Acreditando no futuro
Em setembro do ano passado foi quando Júlia descobriu a cardiopatia de Mariana, diferente da de Henrique. “Foi horrível, um dos piores dias desse período, não conseguia nem mesmo dormir”, conta.
Também através de exames, a mãe recebeu a notícia de que Mariana apresentava uma alteração no coração em que o lado esquerdo do órgão não havia se desenvolvido. “Quando fui pesquisar no Google encontrei dizendo que essa era a pior cardiopatia e que não era compatível com a vida, fiquei desesperada”.
Como sugestão da irmã, que havia visto o vídeo de Juliana, Júlia entrou em contato pelo Instagram dizendo que não sabia o que fazer e que se a outra mão tinha alguma orientação. “Ela me passou o WhatsApp, tentou me acalmar, me ouviu e falou que o marido era advogado. Contou a história deles e disse que haviam colocado um propósito de ajudar todas as mães que cruzassem o caminho deles”, diz.
Júlia lembra que na primeira vez em que as duas se encontraram presencialmente já houve muito abraço, choro e esperança. “Depois que eles apareceram tudo foi dando certo. Eu sou professora e algumas mães descobriram, movimentaram uma campanha linda para a gente conseguir ficar em São Paulo e poder fazer todos os trâmites”.

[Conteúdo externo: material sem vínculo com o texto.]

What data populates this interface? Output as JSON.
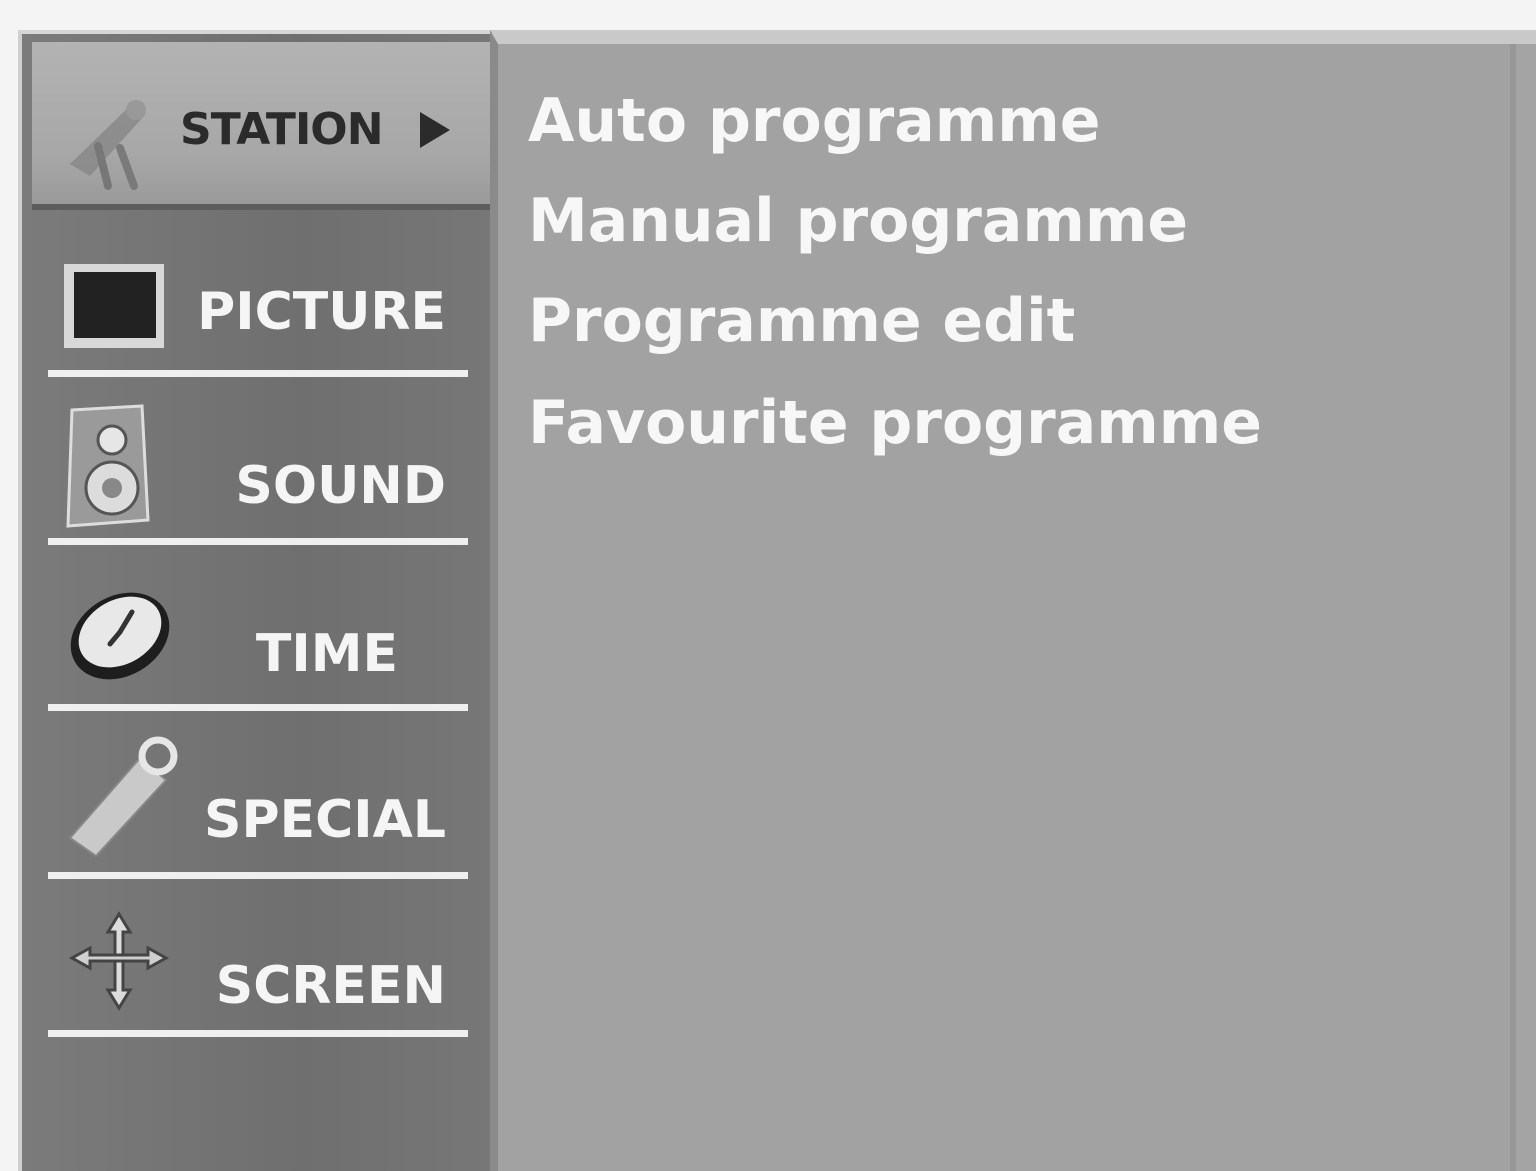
{
  "nav": {
    "active": {
      "label": "STATION",
      "icon": "antenna-icon"
    },
    "items": [
      {
        "label": "PICTURE",
        "icon": "picture-icon"
      },
      {
        "label": "SOUND",
        "icon": "speaker-icon"
      },
      {
        "label": "TIME",
        "icon": "clock-icon"
      },
      {
        "label": "SPECIAL",
        "icon": "tag-icon"
      },
      {
        "label": "SCREEN",
        "icon": "move-arrows-icon"
      }
    ]
  },
  "submenu": {
    "options": [
      "Auto programme",
      "Manual programme",
      "Programme edit",
      "Favourite programme"
    ]
  },
  "colors": {
    "panel_gray": "#a4a4a4",
    "nav_gray": "#747474",
    "text_light": "#f5f5f5"
  }
}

Conforme o tempo passou, Júlia e Juliana se aproximaram ainda mais com cada experiência compartilhada e esperança a ser renovada. “Eu não perdia a fé porque olhava o Henrique e pensava que havia esperança, que a Mariana iria ficar bem”.
Em janeiro deste ano, Mariana nasceu no mesmo dia em que o pai de Júlia havia falecido anos atrás. Com os olhos azuis do familiar, a menina foi mesmo um milagre, como a mãe comenta.
“Foi muito apoio que tivemos. Minha mãe, irmã e sogra também não saíram do nosso lado”, completa.
Amizade e esperança
“Se eles não tivessem aparecido, se Juliana não tivesse me dado tantas palavras me acalmando e me dando esperança, nem sei como teria sido. Me lembro que Juliana tinha me contado sobre como outubro era um mês de festas e fiquei imaginando se nesse ano Mariana iria conseguir participar de tudo isso”, diz Júlia.
Para Júlia, a amizade também foi sendo construída a cada conversa, a cada aproximação. “Eles foram pessoas muito queridas, se envolveram com nossa vida, com a do Henrique e falo que nessa família de cardiopatia os filhos dos outros se tornam um pouco nossos também”.
E, hoje, guardar a foto em que as duas famílias se reuniram é mais uma celebração da vida.